In Aposentos, Blanco's awareness of being a woman is the dominant theme. Using a subversive language that praises sensuality and sexuality, the poet glorifies each part of the female body. Her objective is to inaugurate a new sociological and cultural space confronting the prevalent stereotypes that limit female expression. The identification of woman and Nature emerges continuously in Blanco's poems to communicate their essential creative commonality. It becomes a double discursive axis of denouncement: the subordinated role of women in society, and the generalized repression of their emotions, their experience of love, and writing. Blanco's poetry deviates from the patriarchal tradition and vindicates the validity of a female discourse, the synthesis of a personal and historical process.

De lo urbano y lo sagrado is a mixture of themes.
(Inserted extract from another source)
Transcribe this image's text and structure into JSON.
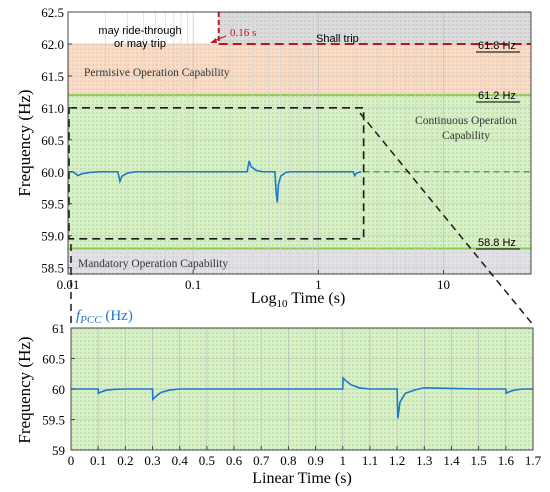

On the one hand, there is nature again; there is the everyday, which the poet considers sacred; and there is also the city, the ultimate city, New York. Blanco transforms herself into a series of Nicaraguan poets: Rubén Darío, Salomón de la Selva, José Coronel Urtecho, and Ernesto Cardenal to portray the 20th century, together with her own time, her country, and her tradition.